I have found that HNW/UHNW individuals relocating to the UK continues to be a strong theme, particularly from emerging economies. That said, interestingly, I have noticed that there is a broader range of reasons why families are relocating: from entrepreneurial families looking to explore business opportunities to access to early years education for children to setting up UK family offices. I am also increasingly identifying instances where individuals may have triggered tax residency without intending to do so. In those instances, I seek to help regularise the past whilst being mindful of opportunities available to them where they are not UK domiciled.

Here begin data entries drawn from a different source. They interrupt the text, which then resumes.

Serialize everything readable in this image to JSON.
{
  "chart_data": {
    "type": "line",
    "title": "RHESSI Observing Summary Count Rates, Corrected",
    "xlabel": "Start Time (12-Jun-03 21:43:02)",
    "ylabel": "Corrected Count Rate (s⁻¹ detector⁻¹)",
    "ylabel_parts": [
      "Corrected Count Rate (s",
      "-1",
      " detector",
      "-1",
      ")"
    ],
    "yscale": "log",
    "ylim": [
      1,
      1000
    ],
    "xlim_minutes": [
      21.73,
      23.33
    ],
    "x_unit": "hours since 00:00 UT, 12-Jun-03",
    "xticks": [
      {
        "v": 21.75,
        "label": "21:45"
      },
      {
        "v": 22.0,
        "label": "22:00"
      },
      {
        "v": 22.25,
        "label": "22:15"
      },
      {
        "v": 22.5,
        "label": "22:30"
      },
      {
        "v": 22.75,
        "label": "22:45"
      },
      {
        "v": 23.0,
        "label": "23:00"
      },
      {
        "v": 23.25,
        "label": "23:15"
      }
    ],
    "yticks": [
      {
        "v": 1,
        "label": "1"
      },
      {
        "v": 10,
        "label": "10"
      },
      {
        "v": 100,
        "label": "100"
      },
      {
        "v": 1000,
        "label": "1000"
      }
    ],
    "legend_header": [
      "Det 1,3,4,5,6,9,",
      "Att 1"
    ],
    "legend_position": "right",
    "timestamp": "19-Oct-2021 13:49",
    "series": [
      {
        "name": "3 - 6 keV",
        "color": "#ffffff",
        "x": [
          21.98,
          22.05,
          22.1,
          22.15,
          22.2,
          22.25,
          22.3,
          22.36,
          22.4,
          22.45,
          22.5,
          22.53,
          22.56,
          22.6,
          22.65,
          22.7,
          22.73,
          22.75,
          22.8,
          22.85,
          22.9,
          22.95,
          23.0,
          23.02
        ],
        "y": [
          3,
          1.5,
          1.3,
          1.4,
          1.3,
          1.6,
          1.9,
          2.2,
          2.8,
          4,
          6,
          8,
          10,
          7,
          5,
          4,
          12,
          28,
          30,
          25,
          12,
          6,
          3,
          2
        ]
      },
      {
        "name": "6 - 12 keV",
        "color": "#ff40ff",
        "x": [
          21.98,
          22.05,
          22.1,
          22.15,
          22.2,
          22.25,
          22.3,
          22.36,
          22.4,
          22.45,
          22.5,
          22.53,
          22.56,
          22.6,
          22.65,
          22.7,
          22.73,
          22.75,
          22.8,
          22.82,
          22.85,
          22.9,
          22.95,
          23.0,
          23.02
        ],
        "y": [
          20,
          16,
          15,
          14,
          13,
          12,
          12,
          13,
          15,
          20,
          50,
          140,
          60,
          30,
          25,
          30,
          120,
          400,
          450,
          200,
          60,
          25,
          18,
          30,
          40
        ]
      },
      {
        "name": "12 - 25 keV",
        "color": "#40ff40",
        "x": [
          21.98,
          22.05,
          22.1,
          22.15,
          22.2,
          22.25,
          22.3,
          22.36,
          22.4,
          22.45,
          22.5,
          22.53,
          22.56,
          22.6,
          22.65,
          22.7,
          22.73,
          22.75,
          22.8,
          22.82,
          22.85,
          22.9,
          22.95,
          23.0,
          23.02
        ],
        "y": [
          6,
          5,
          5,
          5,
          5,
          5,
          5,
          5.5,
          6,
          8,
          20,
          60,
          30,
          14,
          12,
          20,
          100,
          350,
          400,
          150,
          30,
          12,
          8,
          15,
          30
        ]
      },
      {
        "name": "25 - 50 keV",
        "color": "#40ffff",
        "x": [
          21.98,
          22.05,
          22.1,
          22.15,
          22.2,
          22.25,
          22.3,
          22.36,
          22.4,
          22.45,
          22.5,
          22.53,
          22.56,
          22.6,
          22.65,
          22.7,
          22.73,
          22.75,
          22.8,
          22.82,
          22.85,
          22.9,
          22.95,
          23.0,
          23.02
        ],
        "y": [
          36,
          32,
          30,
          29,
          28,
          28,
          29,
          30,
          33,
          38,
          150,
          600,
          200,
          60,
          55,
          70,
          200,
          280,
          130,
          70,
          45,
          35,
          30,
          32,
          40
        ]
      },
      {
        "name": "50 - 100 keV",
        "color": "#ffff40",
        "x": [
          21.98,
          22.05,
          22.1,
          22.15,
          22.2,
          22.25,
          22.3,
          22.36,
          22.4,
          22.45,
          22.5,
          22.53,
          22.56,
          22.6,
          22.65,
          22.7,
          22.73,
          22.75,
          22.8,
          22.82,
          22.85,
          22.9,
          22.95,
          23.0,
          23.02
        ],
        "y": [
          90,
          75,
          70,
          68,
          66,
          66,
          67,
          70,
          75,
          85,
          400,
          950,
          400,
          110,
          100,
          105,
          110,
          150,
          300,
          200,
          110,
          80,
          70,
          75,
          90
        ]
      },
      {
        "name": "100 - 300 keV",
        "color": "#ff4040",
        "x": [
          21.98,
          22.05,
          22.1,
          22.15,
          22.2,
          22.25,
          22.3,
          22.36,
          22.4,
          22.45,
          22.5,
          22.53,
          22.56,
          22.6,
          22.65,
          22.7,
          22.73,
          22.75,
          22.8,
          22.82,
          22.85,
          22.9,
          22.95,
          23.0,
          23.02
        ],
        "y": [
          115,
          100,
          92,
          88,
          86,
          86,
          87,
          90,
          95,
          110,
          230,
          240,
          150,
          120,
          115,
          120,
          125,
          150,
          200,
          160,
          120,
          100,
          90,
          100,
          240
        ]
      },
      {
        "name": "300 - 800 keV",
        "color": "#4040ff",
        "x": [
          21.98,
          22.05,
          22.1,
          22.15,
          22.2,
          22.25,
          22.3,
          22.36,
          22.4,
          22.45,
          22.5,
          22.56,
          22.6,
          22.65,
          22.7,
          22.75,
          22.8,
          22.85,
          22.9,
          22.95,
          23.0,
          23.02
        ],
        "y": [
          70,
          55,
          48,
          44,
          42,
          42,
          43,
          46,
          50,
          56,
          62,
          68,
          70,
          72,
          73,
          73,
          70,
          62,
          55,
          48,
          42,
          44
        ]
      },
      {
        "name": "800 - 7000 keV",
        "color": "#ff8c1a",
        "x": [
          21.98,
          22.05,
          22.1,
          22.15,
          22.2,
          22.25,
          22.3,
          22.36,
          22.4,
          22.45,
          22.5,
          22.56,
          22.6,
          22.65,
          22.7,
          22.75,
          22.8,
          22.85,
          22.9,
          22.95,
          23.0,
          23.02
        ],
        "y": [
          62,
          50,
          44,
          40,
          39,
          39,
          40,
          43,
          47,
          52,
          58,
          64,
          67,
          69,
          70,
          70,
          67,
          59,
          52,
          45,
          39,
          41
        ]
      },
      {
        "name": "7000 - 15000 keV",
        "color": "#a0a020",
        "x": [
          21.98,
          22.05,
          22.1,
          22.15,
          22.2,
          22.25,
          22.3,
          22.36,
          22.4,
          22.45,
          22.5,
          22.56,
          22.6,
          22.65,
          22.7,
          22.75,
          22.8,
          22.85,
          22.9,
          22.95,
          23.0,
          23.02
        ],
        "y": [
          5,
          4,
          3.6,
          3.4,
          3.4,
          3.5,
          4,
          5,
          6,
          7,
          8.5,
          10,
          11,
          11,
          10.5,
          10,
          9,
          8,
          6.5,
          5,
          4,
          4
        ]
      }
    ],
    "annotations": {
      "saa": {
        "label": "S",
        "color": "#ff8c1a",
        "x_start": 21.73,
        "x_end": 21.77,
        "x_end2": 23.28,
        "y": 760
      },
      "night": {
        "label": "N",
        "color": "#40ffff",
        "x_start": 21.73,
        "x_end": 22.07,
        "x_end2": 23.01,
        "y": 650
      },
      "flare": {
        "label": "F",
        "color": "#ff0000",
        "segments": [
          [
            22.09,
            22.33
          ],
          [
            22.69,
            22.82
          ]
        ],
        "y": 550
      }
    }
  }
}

If you could make one change to tax...

Quite specifically, the mismatch of tax credits between jurisdictions. There are some specific situations in relation to overseas trusts and the taxation of capital distributions to UK resident beneficiaries which can be particularly punitive. The trust gains accruing to trustees may meet the double tax agreement requirements; however, the TCGA 1992 s 87 gain accruing to the beneficiary is not the same gain as the trust gains. ITA 2007 s 731 similarly is a tax charge on ‘income treated as arising to an individual’; it may be regarded as a charge on ‘fictional income’ and not on the actual trust income. Unfortunately, where the trust has suffered tax in a mature taxing jurisdiction on the same source income and gains, this can create a mismatch in terms of access to a foreign tax credit. This can leave individuals vulnerable to a form of double taxation in relation to the same source income and gains, but restructuring can solve some of the issues.

What do you know now that you wish you’d known at the start of your career?

My recommendation: enjoy the time you get with the legislation and research from the start of your career!

Are there any new rules that are causing a problem?

From 2013 to 2017, significant amounts of legislation were introduced which encouraged individuals to de-envelope residential properties from corporate and/or trust structures. It seems clear that it was the objective of several governments to, in their own words, level the playing field as it relates to the taxation position and rectify a perceived unfairness. Unfortunately, HMRC’s published guidance on the application of FA 2003 s 75A (in particular, the updated guidance at SDLTM09420) and their unwillingness to offer a clear interpretation of how this anti-avoidance legislation may operate in the majority of typical de-enveloping transactions is a problem. This often prevents individuals from taking steps to restructure. I am mindful that SDLT avoidance continues to be a problem and s 75A is a powerful tool in managing this tax risk; however, it is clear that properly considered guidance is required to assist taxpayers meet the objective that successive Parliaments have sought (i.e. bringing personal use residential property in to the individual’s name or held directly by a trust).

Has a recent tax case caught your eye?

The recent domicile cases of Henkes [2020] UKFTT 159, Coller [2023] UKFTT 212 and Shah [2023] UKFTT 539 show that the multifactoral approach is now being relied on. HMRC appear more confident making domicile challenges as a result.

What should we look out for this year?

It would be remiss of me not to speak of the elephant in the room: a looming election with the very real possibility of a Labour government which has pledged to rework the non-domicile regime. In my opinion, a whole scale removal of the system without an appropriate replacement and substantial grandfathering provisions for offshore trusts could result in economic loss created by capital flight.

You might not know this about me but...

I absolutely love a dance floor. This started with choreography of Bollywood dances when I was nine, but the love of dance has never left me and it continues to be one of my favourite things to do!